Cell Cycle-Dependent Recruitment of FtsN to the Divisome in Escherichia coli.

Cell division in Escherichia coli starts with the formation of an FtsZ protofilament network at midcell, the Z ring. However, only after a considerable lag period does the cell start to form a midcell constriction. The onset of constriction depends upon the arrival of so-called late divisome proteins, among which, FtsN is the last essential one. The timing and dependency of FtsN arrival to the divisome, along with genetic evidence, suggests it triggers cell division. In this study, we used high-throughput fluorescence microscopy to determine the arrival of FtsN and the early divisome protein ZapA to midcell at a single-cell level during the cell cycle. Our data show while the recruitment of ZapA/FtsZ is gradual in the cell cycle, recruitment of FtsN is rapid and begins at about the onset of constriction. At this time, the fraction of ZapA/FtsZ in the Z ring approaches its peak value.
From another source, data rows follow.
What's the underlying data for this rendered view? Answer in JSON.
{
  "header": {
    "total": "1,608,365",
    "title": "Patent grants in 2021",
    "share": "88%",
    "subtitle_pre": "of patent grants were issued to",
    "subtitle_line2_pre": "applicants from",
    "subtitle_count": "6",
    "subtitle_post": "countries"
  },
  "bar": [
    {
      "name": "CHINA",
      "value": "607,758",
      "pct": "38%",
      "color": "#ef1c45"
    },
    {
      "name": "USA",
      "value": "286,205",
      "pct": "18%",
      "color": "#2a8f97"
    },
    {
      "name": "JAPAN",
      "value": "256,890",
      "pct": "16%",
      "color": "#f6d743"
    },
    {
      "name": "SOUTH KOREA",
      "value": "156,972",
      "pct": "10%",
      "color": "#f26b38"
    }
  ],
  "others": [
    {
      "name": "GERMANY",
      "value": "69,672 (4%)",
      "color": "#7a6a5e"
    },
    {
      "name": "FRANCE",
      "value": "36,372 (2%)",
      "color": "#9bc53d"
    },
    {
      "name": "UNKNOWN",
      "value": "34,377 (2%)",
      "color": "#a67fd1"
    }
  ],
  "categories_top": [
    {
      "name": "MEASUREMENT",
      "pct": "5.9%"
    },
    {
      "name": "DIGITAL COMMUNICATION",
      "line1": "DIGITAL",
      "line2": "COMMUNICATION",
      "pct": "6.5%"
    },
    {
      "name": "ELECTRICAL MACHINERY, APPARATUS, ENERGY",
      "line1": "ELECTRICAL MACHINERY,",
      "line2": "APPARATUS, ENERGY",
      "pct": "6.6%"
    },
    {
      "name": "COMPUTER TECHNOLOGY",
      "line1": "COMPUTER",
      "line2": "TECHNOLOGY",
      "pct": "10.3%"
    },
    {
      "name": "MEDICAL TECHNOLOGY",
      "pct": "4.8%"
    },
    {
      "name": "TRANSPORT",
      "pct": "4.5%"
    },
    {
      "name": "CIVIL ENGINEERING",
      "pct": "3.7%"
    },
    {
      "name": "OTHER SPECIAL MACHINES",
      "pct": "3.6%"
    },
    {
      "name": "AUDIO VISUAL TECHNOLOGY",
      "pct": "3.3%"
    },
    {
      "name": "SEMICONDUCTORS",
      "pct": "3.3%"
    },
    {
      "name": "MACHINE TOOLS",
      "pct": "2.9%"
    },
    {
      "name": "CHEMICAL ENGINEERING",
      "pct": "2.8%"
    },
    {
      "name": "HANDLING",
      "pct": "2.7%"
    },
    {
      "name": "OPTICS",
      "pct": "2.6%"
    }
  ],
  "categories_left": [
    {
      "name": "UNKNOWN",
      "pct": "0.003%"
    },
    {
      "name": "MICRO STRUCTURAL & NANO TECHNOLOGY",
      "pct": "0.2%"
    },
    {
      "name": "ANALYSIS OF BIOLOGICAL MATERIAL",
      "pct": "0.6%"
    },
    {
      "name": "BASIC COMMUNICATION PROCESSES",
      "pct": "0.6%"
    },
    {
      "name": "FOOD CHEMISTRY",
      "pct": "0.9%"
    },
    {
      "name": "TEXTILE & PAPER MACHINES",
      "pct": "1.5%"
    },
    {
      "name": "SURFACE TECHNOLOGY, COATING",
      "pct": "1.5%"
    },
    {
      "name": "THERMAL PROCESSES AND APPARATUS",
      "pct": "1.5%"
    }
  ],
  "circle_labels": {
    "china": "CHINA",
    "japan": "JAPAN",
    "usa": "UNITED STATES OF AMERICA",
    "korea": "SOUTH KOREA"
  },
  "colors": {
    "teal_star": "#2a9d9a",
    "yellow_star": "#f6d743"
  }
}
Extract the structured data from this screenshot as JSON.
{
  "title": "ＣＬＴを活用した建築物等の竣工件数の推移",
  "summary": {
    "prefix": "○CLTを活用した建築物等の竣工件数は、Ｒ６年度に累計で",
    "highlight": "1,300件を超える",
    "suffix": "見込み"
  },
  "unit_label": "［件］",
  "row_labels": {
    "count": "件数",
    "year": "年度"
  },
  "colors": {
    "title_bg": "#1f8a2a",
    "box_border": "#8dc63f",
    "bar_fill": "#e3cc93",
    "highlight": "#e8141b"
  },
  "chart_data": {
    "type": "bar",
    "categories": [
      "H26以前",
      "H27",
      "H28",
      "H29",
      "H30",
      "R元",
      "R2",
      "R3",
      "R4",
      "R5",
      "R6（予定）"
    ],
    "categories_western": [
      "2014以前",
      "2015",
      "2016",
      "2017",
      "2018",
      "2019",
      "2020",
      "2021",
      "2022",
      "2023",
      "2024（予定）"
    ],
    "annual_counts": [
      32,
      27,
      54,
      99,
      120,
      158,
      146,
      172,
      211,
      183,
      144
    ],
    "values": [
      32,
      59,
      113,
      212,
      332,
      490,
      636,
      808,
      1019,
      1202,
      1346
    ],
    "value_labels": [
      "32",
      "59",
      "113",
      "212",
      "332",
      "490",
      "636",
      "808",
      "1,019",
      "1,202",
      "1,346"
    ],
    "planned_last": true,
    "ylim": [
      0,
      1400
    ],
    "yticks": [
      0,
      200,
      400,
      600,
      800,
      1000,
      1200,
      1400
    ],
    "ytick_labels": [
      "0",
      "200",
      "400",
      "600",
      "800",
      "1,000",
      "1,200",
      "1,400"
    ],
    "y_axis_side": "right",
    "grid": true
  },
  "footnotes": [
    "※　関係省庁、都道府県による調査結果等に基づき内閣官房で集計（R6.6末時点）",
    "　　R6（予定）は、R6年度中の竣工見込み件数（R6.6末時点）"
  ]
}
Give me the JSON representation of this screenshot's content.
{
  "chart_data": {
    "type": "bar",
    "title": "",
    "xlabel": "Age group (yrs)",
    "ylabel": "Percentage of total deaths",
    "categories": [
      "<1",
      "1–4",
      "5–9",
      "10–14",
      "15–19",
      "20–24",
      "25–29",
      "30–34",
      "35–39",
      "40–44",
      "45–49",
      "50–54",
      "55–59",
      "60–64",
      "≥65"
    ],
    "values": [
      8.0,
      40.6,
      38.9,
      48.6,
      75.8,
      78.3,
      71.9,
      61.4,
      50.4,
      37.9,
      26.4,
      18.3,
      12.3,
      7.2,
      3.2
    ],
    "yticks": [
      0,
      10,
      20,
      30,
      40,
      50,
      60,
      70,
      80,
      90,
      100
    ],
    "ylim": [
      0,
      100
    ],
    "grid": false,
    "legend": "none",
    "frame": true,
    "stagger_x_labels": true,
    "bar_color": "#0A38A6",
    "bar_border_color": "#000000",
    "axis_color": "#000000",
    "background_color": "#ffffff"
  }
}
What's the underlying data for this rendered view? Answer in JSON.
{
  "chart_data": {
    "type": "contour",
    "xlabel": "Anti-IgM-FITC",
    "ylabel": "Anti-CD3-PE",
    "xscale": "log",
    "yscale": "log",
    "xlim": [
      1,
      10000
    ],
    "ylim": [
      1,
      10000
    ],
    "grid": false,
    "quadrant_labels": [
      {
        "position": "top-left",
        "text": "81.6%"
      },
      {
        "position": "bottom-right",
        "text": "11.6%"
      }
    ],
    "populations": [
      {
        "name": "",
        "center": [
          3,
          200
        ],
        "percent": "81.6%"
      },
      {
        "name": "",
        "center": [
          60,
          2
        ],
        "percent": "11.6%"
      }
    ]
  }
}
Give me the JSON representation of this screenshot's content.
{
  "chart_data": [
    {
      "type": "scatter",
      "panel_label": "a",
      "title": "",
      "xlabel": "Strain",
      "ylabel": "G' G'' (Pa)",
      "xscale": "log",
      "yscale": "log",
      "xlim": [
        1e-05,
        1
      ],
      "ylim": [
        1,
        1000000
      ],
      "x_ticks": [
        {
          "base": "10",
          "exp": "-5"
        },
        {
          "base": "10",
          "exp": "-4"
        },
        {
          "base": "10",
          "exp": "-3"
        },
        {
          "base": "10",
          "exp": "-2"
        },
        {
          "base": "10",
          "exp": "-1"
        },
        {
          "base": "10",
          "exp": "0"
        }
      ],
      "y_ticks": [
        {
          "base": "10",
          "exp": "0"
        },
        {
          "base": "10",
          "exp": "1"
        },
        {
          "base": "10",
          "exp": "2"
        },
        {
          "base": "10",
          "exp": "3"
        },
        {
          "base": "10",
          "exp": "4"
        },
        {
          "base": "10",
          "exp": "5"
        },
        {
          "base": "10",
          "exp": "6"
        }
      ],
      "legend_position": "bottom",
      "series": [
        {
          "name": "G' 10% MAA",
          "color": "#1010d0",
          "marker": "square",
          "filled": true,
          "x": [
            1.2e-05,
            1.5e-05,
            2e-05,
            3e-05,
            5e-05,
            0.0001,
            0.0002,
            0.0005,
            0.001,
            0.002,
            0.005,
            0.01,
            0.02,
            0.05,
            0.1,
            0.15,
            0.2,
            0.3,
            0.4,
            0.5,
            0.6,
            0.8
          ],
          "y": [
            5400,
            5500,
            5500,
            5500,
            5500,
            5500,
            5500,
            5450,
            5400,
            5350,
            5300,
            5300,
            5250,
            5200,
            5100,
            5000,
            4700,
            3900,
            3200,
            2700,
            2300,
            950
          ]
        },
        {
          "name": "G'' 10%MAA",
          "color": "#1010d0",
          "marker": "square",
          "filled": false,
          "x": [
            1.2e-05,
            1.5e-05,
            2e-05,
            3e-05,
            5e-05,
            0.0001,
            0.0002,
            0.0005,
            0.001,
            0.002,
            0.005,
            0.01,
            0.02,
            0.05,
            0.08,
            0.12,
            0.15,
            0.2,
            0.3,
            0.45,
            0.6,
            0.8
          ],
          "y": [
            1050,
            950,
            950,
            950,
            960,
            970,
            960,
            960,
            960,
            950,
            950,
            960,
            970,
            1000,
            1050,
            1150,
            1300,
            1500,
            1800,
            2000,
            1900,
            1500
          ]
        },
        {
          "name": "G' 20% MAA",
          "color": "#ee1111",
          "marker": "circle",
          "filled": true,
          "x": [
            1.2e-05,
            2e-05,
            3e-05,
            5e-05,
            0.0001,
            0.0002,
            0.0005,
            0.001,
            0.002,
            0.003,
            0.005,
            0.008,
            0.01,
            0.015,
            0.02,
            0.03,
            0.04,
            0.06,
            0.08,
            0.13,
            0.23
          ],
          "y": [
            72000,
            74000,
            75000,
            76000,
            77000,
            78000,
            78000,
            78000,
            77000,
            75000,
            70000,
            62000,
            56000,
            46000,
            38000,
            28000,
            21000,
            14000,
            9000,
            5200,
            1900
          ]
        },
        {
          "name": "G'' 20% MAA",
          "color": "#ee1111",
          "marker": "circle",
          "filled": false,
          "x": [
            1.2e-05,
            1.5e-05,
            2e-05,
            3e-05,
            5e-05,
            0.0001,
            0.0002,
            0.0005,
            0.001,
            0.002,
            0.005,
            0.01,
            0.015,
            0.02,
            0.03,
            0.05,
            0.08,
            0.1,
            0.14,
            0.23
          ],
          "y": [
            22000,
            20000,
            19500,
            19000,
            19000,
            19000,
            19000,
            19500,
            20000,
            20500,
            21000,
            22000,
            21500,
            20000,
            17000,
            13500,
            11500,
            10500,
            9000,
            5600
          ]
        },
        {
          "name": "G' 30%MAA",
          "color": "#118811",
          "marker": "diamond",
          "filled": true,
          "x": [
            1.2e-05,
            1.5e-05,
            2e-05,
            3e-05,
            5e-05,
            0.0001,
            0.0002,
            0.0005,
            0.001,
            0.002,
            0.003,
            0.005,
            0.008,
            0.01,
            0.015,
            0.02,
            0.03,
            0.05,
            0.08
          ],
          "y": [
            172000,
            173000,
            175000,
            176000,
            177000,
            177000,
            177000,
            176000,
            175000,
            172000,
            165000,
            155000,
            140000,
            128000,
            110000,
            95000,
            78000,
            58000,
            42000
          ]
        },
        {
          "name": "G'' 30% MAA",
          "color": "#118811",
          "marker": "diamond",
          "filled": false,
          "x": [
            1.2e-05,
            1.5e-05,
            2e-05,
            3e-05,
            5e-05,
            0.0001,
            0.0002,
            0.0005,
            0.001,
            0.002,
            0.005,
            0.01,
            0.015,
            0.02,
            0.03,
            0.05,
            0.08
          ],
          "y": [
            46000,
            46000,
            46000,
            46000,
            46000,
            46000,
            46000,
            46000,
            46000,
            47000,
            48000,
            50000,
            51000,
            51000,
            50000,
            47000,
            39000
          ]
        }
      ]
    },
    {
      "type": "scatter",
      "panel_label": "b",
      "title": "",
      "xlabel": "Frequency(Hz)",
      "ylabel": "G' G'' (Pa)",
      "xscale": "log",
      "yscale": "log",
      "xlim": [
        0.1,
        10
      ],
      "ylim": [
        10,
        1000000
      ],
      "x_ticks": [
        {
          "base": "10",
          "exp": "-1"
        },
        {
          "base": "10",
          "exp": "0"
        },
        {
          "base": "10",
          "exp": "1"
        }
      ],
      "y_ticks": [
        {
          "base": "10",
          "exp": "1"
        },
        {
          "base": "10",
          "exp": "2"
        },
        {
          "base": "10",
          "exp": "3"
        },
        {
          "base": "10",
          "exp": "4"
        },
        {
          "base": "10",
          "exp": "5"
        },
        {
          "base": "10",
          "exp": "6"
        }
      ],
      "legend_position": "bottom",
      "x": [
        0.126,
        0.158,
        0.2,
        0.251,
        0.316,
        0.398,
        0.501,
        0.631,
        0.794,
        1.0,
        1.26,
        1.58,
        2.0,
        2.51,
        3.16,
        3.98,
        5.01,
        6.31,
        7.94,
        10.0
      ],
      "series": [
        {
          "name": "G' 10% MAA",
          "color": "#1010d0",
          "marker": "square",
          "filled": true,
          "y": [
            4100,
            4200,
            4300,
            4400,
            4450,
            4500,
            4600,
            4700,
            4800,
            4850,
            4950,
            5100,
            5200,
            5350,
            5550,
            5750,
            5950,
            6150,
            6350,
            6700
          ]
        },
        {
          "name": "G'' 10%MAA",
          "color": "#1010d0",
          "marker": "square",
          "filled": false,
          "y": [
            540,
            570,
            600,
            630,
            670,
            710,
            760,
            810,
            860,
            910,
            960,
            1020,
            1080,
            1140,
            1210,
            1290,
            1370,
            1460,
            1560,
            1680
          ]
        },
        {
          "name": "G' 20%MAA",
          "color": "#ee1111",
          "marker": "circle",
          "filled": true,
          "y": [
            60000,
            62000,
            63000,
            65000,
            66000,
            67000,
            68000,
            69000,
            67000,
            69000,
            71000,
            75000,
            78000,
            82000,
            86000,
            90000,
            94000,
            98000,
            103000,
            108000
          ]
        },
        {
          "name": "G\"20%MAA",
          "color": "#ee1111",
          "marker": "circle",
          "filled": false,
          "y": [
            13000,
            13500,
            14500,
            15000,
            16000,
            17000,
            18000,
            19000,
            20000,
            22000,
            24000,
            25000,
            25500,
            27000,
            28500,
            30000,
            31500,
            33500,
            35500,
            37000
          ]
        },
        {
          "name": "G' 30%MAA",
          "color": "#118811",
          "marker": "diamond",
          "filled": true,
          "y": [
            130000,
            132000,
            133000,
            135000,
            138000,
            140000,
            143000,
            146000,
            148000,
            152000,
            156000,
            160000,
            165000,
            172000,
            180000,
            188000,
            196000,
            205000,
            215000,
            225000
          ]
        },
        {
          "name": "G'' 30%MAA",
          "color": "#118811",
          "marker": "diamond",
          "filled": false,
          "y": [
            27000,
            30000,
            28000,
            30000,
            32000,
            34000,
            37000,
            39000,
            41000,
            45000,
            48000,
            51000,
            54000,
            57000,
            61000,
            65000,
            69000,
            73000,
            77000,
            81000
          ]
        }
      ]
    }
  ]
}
We also find a second increase in FtsN recruitment to the divisome, which begins once the amount of ZapA/FtsZ at midcell starts decreasing. Increasing hypermorphic FtsA* (FtsA R286W), but not FtsA, accelerates FtsN recruitment but not constriction. This finding is consistent with FtsA* recruiting FtsN with some other divisome component being rate-limiting for constriction under these conditions. Finally, our data support the recently proposed idea that ZapA/FtsZ and FtsN are part of physically separate complexes in midcell throughout the whole septation process. IMPORTANCE Cell division in most bacteria starts with the formation of an FtsZ protofilament network at midcell, the Z ring. However, cells only start to constrict after a considerable lag. A factor thought to trigger the onset of constriction in Escherichia coli is FtsN, which is the last essential protein to be recruited to the Z ring. Using a high-throughput quantitative fluorescence microscopy, we determine the cell cycle-dependent recruitment of FtsN to the Z ring. Our data show rapid accumulation of FtsN to the Z ring about a quarter of the cell cycle after the formation of the Z ring. This initial wave is followed by another increase in FtsN recruitment once the FtsZ protofilament network starts to disassemble. The presence of FtsA* accelerates FtsN recruitment to the Z ring but does not lead to earlier constrictions. Our data furthermore suggest FtsZ and FtsN are part of physically separate complexes throughout the division process.